The Cutters by Mrs. Bess Streeter Aldrich was recommended as a book that celebrated the domestic arts. Recently I read a quote from Aldrich where she noted that just because a book chronicles the happy part of life does not make it any less valid than those books that chronicle despair. With this prompting I sought to read one of her books and ordered The Cutters.
I found the book to be a bit disappointing, because it seemed like a series of short stories without a centralized plot. I felt that the portrait of the mother was somewhat formulaic--on the one hand, she loves and enjoys her family and her domestic life in a small town, but on the other hand, she constantly yearns to be urbane and sophisticated and to make her name in the wider world.

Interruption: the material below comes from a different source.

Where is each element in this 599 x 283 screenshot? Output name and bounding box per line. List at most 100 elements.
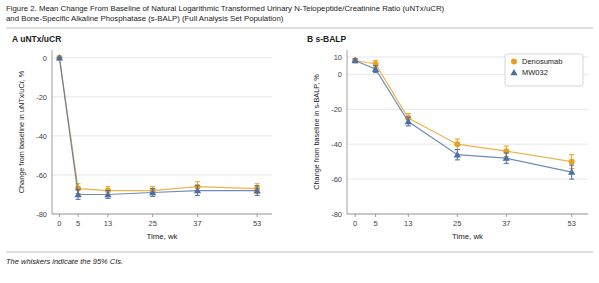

It turns out, since the grass is always greener on the other side, that all of her role models for sophisticated urbanity would rather be like her and have a family and live in a small town.
Thus the book is not exactly a celebration of domestic life, since the mother of the family remains somewhat uncomfortable in this role, or rather feels compelled to reject its joys--as has been the case with many women in modern times. See The Homemaker by Dorothy Canfield for a different exploration of this difficulty.
Where the book shines is in the portrait of the grandmother, a pioneer woman now widowed and living with the family of her son. The chapter on her birthday reunion with all five of her sons and the last chapter in which Mrs. Cutter confronts the reality that her children are all now grown up are, to me, the most profound in the book, because in these chapters, Mrs. Aldrich explores the mysteries of the passage of time, and does it beautifully.
The portrait of the grandmother has made me anxious to read Mrs. Aldrich's novel of a pioneer woman, A Lantern in Her Hand.